Luca ci ha mostrato questo dono del pane non solo in un contesto simile a quello dell’Esodo ma pure in un contesto che richiama il racconto pasquale dei discepoli di Emmaus che narrerà al capitolo 24; infatti il sole sta declinando (Luca usa lo stesso verbo qui e lì quando i due dicono che il giorno già volge al declino), i gesti che Gesù compie sono in parallelo e con il racconto della Cena del Signore e con quello della Cena in Emmaus. Quel pane dato alle folle è allora prefigurazione del suo Corpo, un pane spezzato e condiviso che è eloquenza di una vita tutta donata, una eloquenza da cogliere in ogni Eucaristia, una eloquenza da far esplodere nella storia da parte di uomini e donne fatti Eucaristia in un’umile capacità quotidiana di amore fino all’estremo.

La solennità di oggi, sottolineata da tante processioni eucaristiche, non mira a farci guardare l’Eucaristia, mira invece a farci più consapevoli della preziosità di quel dono di sé che Gesù ci ha fatto e che va custodito nelle vite dei credenti.

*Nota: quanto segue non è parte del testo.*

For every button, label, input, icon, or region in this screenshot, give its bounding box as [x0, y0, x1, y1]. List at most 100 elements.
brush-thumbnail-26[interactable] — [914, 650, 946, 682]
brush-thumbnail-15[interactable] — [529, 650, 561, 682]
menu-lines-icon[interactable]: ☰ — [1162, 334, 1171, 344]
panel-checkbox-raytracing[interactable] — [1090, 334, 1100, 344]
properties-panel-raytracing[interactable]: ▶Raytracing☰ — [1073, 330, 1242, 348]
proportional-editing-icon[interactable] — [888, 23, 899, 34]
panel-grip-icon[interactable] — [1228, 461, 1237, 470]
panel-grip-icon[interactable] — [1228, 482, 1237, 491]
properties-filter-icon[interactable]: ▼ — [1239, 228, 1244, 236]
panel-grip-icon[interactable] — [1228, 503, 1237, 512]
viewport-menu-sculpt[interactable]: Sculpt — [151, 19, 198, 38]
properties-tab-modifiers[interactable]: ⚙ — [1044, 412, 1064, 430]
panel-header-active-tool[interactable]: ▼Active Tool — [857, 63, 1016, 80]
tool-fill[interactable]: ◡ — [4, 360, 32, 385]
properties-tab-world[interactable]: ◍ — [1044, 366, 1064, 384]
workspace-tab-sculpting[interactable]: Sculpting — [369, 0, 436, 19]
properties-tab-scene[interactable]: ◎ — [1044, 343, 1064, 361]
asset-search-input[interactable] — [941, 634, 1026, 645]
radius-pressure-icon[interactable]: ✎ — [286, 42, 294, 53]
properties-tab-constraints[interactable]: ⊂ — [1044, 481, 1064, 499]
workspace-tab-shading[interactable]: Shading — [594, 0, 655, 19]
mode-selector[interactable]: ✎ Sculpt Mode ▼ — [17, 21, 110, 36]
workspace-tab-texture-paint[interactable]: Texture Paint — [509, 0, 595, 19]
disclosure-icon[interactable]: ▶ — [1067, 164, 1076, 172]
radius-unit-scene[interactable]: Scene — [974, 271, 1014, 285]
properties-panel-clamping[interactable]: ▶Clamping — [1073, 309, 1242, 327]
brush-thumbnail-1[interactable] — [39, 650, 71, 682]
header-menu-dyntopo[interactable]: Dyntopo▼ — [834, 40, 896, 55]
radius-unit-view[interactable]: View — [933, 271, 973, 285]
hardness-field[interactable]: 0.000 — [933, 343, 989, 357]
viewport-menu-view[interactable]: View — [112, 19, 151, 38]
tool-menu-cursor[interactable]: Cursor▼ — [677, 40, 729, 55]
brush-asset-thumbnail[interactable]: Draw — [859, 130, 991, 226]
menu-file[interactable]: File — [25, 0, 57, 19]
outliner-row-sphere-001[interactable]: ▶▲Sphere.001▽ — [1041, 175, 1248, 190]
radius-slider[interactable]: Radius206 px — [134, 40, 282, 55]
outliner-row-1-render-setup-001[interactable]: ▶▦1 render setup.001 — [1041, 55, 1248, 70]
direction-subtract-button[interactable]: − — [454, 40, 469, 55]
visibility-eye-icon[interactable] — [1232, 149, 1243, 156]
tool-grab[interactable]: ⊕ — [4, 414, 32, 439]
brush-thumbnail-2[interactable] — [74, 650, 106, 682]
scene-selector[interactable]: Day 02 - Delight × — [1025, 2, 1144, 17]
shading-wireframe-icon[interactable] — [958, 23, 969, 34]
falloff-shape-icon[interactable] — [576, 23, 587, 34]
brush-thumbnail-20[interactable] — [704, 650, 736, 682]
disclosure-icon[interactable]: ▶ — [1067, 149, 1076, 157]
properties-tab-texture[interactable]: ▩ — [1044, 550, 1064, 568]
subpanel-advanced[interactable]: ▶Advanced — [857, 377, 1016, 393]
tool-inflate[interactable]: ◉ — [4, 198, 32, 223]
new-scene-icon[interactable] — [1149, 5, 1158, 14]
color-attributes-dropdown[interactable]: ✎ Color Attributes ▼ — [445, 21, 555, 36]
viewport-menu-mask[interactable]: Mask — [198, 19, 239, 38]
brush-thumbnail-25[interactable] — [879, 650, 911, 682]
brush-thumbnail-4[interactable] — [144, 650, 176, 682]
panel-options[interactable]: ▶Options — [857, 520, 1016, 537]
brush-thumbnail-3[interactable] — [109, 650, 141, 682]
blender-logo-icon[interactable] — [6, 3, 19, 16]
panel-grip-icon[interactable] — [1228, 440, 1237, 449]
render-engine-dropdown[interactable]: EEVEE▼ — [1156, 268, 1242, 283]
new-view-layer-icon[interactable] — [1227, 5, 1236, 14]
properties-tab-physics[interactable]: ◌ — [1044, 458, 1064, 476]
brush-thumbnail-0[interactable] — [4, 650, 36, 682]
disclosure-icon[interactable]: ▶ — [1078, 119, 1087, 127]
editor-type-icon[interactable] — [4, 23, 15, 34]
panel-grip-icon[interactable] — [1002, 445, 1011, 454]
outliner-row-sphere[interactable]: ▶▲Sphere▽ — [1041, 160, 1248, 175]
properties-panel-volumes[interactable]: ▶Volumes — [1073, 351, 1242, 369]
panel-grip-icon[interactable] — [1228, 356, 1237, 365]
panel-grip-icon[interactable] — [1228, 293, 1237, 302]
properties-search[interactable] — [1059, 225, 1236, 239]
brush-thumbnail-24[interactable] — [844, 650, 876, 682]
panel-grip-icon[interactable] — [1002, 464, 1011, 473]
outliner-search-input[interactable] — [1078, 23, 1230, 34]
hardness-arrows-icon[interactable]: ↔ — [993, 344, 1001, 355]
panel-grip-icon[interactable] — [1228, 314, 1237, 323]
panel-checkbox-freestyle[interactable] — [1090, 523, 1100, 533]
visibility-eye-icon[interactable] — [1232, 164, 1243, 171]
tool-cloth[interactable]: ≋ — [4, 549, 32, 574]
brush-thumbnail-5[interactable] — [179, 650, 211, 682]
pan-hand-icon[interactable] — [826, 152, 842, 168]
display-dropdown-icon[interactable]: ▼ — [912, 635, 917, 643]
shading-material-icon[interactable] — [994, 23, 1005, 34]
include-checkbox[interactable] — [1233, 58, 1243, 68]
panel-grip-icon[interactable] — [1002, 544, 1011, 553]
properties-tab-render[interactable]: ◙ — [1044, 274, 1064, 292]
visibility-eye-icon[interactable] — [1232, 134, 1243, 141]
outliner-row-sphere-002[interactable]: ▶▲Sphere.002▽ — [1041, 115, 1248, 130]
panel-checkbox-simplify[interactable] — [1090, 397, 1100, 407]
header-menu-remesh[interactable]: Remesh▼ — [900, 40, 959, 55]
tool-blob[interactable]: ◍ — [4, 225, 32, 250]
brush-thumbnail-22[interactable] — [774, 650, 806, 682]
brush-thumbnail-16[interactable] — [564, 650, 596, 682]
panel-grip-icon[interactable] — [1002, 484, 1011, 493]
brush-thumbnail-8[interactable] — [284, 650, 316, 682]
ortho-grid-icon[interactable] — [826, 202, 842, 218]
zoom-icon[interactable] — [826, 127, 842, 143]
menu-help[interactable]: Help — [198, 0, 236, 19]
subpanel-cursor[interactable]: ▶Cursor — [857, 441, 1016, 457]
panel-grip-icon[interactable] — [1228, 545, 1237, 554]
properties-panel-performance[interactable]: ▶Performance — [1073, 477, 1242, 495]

Un dono da accogliere come principio di trasfigurazione delle nostre vite.

L’Eucaristia non è una cosa sacra, neanche la più sacra che abbiamo, l’Eucaristia è una Persona viva, l’Eucaristia è Gesù con tutta la sua vita e la sua morte, è Gesù che nella Chiesa cerca accoglienza dai cuori degli uomini.

L’Eucaristia è un sogno di Dio che viene da lontano perché prefigurato già nell’Antica Alleanza; realizzato da Gesù nella sua vita donata è affidato alla Chiesa per lo scorrere dei secoli; un sogno “tragico” di Dio perché trova sempre resistenze nei cuori dei cristiani stessi che si accostano a quella mensa troppe volte cosificando quel pane e facendo diventare le loro Eucaristie un’opera meritoria o una devozione o un precetto da adempiere, un rito da farsi con precise cerimonie e non un’ora di incontro vitale e trasformante. Un’ora di incontro in cui la Parola ed il Pane, il Cristo che parla e il Cristo che ama fino all’estremo, ci vengono dati perché il nostro cammino di cristiani nella storia sia cammino credibile in una differenza reale dal mondo che sceglie cammini di morte, di insensatezza, di solitudine; cammini di egoismo che chiudono gli occhi sul dolore degli altri uomini.

La solennità di oggi, al termine dei giorni pasquali, ci ricorda che la forza e la bellezza della Pasqua di Cristo hanno un “tabernacolo” santo nel Corpo e Sangue di Cristo che continua a dimorare nella Chiesa e nella storia, antidoto ad ogni dimenticanza di Cristo, antidoto alla mediocrità declinata in tutte le forme perché dolce comando a fare questo in memoria di Lui, ad essere, cioè, amore spezzato, come Gesù che ancora tutto si consegna.